From the translator:
This article is a kind of announcement of the possible. Professor David Blair summarizes the scientific work paving the way for increasing the sensitivity of gravitational wave detectors by 40 times or more. In practice, this announcement means that soon we will probably see completely different popular science programs about space. And this, of course, is just the cherry on the cake. The detectors are an order of magnitude more sensitive - this is new knowledge about the physics of space. The perspective is mesmerizing, so I could not help but translate this text and share it.
In 2017, astronomers witnessed the birth of a black hole for the first time. Gravitational wave detectors picked up the ripples in spacetime caused by the collision of two neutron stars that formed a black hole, and then other telescopes observed the result - an explosion.
But the real details of how the black hole formed, the details of the movement of matter moments before it was hidden within the event horizon, went unnoticed. This happened because the gravitational waves thrown out in these last moments had a frequency so high that today's detectors do not catch them. If you could see how ordinary matter turns into a black hole, then it would be something similar to the Big Bang, but in the opposite direction. Scientists who design gravitational wave detectors have worked hard to figure out how to increase the sensitivity of the detectors and be able to observe the transformation of ordinary matter into a black hole.
Today our team is publishing an article, which explains how to increase the sensitivity of the detectors. The proposed solution could make detectors 40 times more sensitive to the high-frequency waves we need, allowing astronomers to listen to matter as it forms in black holes. We are talking about the creation of new unusual energy packets (or "quanta"), which are a mixture of two types of quantum vibrations. To achieve the required sensitivity, devices based on this technology can be coupled with existing gravitational wave detectors.
Quantum problems
Gravity detectors like the Laser Interferometer Gravitational-wave Observatory in the United States use lasers to measure incredibly small changes in the distance between two mirrors. The effects of quantum mechanics, the physics of individual particles or quanta of energy, play an important role in how such detectors work, since lasers measure changes a thousand times smaller than the size of a single proton.
Two types of different quantum energy packets predicted by Albert Einstein are involved. In 1905, Einstein predicted that light travels through space in packets of energy, which we call photons ; two years later, the scientist predicted that thermal and sound energies pass through space in other packets of energy - phonons... While photons are widely used in modern technology, phonons are much more sophisticated in this sense. Individual phonons are usually immersed in a huge number of random phonons - the heat of their own environment. In gravitational-wave detectors , phonons reduce the sensitivity of the detector's mirrors when they bounce inside them.
Five years ago, physicists realized that devices that combine phonons and photons could solve the problem of insufficient sensitivity at high frequencies . Scientists have shown that devices, where energy is transferred in quantum packets, which have the properties of phonons and photons, can also have very remarkable features.
These devices involve a radical change in the familiar concept called "resonant amplification". Resonant amplification occurs when you lightly push the swing in the playground: if you push it at the right moment, small jolts will lead to large vibrations. A new device , called a WLC, must amplify all frequencies equally. It is like a swing, which can be pushed at any time, while achieving great swing. However, no one has yet figured out how to make one of these two devices, because the phonons inside such a device will be overloaded with random vibrations that occur due to heating.
Quantum solutions
In our work , published in Communications Physics , we show how two different projects that scientists are working on today can increase the sensitivity of detectors.
- The Niels Bohr Institute in Copenhagen is developing devices called phonon crystals, in which thermal vibrations are controlled by a crystal structure carved into a thin membrane.
- The Australian Center of Excellence for Engineering Quantum Systems has also demonstrated an alternative system where phonons are confined inside an ultrapure quartz lens.

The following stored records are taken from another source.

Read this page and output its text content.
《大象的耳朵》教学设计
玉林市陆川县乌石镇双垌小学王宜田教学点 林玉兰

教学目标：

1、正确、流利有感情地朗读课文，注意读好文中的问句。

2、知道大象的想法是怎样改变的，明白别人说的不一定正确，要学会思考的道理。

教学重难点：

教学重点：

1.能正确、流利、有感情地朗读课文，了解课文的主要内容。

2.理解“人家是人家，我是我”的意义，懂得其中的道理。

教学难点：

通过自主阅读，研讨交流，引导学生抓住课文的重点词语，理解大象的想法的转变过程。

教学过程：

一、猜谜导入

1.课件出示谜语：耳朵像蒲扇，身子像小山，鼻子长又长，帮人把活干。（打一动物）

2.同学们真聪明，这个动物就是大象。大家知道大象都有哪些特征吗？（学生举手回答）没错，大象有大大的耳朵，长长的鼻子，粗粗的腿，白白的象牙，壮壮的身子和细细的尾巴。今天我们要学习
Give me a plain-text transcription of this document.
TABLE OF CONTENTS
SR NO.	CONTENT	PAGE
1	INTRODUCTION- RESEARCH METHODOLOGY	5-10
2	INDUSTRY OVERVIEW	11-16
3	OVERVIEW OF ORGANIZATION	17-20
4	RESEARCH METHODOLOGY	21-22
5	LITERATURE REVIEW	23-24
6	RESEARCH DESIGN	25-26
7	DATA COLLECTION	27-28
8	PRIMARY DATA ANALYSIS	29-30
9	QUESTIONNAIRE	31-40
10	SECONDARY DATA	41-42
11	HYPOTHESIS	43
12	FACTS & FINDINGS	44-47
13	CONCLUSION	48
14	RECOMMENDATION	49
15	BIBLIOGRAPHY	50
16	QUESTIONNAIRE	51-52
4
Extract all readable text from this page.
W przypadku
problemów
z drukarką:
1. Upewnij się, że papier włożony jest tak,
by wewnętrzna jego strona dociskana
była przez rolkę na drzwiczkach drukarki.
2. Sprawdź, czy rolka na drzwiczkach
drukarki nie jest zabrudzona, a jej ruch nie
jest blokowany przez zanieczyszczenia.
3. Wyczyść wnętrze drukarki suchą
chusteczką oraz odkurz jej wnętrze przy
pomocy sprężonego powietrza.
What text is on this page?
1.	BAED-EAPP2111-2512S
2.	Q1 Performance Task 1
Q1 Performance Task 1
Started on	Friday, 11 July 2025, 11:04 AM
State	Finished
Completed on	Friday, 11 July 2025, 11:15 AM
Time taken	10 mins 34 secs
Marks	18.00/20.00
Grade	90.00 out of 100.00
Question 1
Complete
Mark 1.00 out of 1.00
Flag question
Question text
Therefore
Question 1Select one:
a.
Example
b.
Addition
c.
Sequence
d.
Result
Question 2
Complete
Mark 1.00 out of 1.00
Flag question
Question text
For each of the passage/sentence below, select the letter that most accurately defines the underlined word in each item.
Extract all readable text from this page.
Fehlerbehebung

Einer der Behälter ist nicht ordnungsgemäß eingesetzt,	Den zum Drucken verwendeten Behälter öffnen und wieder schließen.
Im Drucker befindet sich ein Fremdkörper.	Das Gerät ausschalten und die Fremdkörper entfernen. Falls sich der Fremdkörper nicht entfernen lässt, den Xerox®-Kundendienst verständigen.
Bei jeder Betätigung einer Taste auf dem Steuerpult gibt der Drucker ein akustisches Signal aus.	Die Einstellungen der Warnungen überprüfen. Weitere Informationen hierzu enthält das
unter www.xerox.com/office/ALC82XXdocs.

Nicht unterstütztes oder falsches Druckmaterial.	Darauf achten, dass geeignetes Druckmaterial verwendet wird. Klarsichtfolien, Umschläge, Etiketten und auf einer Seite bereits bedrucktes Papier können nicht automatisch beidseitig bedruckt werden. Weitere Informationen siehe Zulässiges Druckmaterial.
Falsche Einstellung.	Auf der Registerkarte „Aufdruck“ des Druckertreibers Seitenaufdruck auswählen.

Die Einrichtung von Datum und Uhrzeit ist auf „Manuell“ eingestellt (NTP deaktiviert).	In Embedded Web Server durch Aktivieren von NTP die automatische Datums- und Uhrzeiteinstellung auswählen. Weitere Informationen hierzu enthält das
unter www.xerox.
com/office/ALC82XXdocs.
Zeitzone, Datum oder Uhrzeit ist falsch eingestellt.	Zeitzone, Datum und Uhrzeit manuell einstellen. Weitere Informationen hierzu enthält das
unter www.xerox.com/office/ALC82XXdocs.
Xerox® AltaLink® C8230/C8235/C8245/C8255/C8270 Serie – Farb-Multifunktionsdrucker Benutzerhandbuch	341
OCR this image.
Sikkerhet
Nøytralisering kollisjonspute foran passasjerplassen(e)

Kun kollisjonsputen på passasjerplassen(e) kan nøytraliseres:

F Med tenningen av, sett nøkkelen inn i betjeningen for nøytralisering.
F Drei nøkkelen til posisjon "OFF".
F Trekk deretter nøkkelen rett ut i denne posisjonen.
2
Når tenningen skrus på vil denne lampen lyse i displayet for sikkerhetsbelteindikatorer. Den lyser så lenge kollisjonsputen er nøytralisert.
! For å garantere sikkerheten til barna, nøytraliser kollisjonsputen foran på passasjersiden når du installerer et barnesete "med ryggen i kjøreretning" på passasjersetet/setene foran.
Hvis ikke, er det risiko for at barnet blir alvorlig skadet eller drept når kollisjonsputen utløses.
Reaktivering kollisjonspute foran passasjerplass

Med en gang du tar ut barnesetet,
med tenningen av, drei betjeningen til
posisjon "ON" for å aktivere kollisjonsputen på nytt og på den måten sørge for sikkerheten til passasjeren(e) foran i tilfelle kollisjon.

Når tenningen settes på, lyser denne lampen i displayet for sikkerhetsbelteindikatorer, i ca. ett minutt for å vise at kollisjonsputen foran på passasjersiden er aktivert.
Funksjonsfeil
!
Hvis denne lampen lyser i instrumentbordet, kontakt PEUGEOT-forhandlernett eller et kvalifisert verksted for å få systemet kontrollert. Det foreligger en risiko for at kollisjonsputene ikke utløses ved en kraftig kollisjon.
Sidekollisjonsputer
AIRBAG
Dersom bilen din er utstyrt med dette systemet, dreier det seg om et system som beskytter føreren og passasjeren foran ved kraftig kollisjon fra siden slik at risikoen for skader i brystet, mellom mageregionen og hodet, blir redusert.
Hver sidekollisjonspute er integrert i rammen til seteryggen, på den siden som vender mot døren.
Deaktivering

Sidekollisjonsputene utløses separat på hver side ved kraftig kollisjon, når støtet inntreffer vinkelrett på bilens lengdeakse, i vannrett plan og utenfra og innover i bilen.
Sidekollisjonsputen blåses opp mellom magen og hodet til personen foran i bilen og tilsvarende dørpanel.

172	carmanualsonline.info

The paper shows that both of these systems satisfy the requirements that are required to create "negative dispersion" that propagates light frequencies in the opposite of rainbow pattern, which dispersion is in turn required for WLCs. Added to the back of existing gravitational wave detectors, both systems could improve the sensitivity at frequencies of several kilohertz by a factor of 40 or more, which is necessary to hear a black hole being born.
What's next?
Our research does not immediately solve the problem of improving gravitational detectors. Converting these devices into practical tools presents enormous experimental challenges. But the study is paving the way for the 40-fold increase in the sensitivity of the detectors needed to observe the birth of black holes.
Astrophysicists have predicted complex shapes of gravitational waves , which are created by the convulsions of neutron stars when these giants form black holes... These gravitational waves could allow us to listen to the nuclear physics of a dying neutron star. For example, it has been shown that these waves can clearly show whether neutrons remain neutrons in a star, or whether they decay into a sea of ββquarks - the smallest subatomic particles. If we could see how neutrons turn into quarks and then disappear into the singularity of a black hole, the observed process would be the exact opposite of the Big Bang, when the particles that created our universe emerged from the singularity.